El
niño abrió el cajón y sacó el libro prohibido. Comprobó que dentro, debajo de
la libreta de los deberes, seguía frío el revólver que su padre le había
regalado al cumplir los siete años. Así lo mandaba la tradición. Acostumbraba a
limpiarlo los domingos, después de la sesión que celebraban los miembros en el
vertedero que crecía más allá del polígono industrial. Se trataba de un ritual
que, bajo la tutela del Gran Padre, mantenía unida a la Comunidad. Allí,
recordaban el credo y practicaban el tiro con las mascotas que desechaban.

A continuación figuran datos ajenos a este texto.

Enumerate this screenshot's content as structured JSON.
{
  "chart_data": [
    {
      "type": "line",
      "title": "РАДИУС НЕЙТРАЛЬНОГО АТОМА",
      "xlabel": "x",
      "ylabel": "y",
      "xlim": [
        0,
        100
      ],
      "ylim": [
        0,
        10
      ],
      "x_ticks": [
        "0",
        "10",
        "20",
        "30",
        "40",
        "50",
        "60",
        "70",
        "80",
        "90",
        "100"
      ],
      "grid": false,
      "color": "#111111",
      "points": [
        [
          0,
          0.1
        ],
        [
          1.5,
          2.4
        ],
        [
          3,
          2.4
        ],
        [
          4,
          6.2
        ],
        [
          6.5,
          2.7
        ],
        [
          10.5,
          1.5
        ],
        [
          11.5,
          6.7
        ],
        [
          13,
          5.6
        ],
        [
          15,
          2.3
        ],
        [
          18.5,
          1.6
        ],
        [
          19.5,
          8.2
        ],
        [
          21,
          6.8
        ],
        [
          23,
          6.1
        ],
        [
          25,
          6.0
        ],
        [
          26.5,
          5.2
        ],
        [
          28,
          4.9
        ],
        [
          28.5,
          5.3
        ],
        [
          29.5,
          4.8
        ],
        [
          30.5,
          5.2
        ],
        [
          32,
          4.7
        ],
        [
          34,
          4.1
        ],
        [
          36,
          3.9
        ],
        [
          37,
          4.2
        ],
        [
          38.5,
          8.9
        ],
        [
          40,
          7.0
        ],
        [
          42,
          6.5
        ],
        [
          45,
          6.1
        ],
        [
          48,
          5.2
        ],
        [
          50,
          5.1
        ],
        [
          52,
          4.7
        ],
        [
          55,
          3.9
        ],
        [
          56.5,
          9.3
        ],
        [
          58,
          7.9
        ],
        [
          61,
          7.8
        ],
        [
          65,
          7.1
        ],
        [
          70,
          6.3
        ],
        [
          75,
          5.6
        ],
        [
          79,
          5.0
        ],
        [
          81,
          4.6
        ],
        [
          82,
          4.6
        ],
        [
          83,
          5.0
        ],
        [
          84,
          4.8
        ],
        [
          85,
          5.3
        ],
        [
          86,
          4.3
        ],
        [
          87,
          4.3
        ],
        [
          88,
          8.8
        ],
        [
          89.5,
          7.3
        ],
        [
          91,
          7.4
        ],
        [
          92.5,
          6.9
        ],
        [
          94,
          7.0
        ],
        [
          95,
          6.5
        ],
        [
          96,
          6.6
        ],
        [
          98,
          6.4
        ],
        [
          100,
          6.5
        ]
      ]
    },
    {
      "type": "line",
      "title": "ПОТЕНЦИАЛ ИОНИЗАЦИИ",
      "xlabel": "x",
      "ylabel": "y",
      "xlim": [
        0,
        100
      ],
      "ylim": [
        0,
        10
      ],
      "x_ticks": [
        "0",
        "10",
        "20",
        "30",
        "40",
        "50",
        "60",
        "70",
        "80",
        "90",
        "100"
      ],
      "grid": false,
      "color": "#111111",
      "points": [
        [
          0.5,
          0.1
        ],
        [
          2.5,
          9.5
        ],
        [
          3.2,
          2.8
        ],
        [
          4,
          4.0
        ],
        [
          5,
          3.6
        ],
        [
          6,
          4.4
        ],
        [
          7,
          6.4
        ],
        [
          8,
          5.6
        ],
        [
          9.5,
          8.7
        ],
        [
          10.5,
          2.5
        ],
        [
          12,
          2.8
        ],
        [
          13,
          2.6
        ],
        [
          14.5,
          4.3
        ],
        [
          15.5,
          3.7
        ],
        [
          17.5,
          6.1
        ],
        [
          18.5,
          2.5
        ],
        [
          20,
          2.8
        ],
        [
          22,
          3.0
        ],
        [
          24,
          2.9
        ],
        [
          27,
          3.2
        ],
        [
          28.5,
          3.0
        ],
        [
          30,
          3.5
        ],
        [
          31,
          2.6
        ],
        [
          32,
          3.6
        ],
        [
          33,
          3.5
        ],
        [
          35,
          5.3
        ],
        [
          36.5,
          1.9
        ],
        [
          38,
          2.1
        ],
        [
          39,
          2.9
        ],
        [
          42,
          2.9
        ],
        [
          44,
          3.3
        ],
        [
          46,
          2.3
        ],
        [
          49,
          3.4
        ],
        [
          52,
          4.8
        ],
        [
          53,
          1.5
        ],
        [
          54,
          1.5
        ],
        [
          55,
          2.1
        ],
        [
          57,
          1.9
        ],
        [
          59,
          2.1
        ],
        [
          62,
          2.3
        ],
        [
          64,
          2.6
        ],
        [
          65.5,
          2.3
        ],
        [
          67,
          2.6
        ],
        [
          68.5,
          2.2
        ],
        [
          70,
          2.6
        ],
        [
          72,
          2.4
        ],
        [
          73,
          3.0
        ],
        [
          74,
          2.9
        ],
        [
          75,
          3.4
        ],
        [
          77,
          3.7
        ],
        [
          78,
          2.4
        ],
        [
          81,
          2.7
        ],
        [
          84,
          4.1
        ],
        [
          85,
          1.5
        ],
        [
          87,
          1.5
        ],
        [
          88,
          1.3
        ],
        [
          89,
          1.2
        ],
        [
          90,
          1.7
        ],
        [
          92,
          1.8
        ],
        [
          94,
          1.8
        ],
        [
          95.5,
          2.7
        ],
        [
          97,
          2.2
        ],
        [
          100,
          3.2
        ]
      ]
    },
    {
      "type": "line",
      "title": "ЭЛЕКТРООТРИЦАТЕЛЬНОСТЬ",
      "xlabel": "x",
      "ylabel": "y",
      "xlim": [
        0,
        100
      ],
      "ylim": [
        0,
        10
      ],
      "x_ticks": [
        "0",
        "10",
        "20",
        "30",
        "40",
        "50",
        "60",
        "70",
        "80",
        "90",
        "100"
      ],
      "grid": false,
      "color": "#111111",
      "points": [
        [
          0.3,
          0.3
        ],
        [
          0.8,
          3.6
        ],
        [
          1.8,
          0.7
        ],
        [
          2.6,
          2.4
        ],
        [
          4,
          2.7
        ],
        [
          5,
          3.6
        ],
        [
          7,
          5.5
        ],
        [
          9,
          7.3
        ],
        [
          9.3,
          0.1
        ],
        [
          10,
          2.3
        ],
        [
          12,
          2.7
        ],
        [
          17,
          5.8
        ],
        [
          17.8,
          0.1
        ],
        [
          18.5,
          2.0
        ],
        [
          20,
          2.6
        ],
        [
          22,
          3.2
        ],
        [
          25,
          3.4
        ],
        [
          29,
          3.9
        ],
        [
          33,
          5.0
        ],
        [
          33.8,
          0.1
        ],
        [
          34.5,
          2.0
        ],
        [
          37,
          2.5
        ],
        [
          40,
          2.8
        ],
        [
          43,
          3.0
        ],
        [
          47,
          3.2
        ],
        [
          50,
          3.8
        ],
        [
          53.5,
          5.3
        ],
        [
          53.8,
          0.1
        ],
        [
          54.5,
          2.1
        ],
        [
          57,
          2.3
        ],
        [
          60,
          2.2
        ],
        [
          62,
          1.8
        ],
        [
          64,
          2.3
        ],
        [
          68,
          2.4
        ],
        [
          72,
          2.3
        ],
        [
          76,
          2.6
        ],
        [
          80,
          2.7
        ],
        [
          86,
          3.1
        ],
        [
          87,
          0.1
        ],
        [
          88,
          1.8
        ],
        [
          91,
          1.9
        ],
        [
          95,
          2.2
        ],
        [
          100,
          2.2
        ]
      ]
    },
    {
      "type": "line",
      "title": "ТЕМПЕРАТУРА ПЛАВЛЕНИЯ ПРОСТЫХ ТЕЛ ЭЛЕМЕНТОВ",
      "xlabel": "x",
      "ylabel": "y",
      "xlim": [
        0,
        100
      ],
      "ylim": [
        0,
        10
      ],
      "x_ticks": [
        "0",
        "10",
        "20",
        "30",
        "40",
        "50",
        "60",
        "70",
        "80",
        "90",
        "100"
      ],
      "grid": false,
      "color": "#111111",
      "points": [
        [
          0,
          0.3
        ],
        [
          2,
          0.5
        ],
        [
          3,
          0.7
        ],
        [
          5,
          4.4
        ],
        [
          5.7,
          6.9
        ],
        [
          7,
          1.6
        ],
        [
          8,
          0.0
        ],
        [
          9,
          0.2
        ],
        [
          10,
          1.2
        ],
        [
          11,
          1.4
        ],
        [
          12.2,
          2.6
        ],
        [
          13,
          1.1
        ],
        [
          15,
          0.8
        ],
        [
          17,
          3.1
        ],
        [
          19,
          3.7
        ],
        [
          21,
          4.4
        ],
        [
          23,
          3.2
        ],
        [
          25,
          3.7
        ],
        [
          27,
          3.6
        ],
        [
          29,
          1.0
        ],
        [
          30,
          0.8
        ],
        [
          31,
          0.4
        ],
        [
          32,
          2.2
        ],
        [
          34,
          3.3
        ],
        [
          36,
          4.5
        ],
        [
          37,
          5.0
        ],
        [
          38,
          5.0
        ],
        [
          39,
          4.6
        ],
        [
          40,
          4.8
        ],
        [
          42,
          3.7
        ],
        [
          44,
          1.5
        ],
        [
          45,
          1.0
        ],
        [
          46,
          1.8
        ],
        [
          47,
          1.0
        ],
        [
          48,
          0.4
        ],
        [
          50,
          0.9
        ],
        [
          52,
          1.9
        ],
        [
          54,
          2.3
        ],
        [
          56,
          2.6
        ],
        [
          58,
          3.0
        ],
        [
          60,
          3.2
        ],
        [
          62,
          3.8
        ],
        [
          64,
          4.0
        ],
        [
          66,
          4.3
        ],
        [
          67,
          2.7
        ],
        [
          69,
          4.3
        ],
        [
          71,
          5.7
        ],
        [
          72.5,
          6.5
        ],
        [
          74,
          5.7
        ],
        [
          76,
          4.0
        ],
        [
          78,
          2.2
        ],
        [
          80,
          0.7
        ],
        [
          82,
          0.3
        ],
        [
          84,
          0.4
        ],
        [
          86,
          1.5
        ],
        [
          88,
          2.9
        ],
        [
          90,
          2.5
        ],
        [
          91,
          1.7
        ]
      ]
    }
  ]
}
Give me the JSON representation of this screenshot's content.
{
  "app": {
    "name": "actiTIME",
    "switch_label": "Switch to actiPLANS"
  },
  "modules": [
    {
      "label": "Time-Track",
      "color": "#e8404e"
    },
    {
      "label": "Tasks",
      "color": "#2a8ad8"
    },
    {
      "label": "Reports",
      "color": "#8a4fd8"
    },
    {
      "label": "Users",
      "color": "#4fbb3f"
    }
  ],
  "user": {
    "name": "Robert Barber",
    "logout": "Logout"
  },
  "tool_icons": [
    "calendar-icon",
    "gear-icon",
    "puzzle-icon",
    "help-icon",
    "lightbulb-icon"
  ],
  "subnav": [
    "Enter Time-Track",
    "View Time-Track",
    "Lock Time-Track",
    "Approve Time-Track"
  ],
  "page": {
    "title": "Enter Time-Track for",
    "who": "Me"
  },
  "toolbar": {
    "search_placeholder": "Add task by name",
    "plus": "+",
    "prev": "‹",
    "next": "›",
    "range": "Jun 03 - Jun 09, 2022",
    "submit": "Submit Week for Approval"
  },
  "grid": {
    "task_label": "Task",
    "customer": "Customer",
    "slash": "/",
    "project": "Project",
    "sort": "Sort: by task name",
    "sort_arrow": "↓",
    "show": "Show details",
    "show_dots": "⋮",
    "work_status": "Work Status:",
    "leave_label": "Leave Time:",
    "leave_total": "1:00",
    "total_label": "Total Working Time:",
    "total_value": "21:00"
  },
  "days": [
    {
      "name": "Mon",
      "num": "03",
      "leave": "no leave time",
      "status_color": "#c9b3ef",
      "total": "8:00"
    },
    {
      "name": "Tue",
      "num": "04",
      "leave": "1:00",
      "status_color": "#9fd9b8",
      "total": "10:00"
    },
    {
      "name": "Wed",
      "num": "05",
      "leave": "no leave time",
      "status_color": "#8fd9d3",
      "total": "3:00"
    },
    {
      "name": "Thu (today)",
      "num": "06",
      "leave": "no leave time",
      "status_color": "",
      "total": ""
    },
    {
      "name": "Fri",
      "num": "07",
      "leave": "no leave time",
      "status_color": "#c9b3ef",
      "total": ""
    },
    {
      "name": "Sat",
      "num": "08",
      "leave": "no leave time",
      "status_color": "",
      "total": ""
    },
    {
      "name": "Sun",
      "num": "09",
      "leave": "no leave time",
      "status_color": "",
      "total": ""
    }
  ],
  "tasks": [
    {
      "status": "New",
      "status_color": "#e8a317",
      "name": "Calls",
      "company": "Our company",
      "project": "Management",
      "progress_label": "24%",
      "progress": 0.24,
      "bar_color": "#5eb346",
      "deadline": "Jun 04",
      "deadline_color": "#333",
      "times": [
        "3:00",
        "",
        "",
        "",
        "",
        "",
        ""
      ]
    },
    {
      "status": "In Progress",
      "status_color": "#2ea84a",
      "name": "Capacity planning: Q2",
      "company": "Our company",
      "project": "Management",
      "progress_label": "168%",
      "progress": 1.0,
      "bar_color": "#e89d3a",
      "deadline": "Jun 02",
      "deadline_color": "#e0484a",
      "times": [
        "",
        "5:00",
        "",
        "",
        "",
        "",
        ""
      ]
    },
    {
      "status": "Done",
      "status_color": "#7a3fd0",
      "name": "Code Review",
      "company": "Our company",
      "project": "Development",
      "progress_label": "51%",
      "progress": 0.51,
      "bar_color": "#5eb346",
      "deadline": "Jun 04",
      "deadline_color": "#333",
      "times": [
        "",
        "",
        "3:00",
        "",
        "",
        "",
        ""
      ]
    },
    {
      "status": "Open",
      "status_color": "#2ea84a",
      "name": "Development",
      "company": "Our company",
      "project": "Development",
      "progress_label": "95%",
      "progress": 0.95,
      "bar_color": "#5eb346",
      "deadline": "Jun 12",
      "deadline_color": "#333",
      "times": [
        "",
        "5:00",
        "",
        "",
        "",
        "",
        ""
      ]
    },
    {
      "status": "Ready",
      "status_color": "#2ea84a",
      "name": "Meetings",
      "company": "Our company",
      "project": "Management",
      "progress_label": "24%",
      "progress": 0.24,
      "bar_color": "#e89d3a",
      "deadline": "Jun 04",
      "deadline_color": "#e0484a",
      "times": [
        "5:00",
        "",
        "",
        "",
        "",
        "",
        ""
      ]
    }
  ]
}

Algunas, de puro viejas, apenas se movían, por lo que resultaban una diana muy
atrayente.
El
niño admiraba y temía a su padre a partes iguales. Jamás hubiese aprobado que dedicara
las horas que se merecía el aprendizaje de la Doctrina a la lectura de aquellos
libros que, a escondidas, se habían salvado de la quema. Debía emplear al menos
dos horas diarias en memorizar el texto que desarrollaba los preceptos de la
congregación. Esperaba que fuese un digno sucesor suyo, así como él lo había
sido de su padre, el fundador del Movimiento.
Retenía
en su memoria algunos pasajes para repetírselos al padre en las reuniones. Por
ejemplo, el orden de la pirámide que no debía bajo ningún concepto verse
alterada: Primero, nosotros; después, el mundo. La limpieza de raza. La
seguridad. Instrucciones de uso de tu primer revólver. Confirmación de la
Comunidad. Procuraba recitarlos de corrido para que el padre pensase que había
puesto buen empeño en aprenderlos.
Pero
al acostarse, como esa noche, cuando todos grababan en su mente las normas de
la agrupación, el niño hojeaba bajo las sábanas el libro prohibido, aquel que
se había librado de las llamas, y se deleitaba con las aventuras de Tom y su
amigo Huckleberry en las orillas del Mississippi, y sentía el mismo miedo a
convertirse en adulto que sentían los niños del cuento.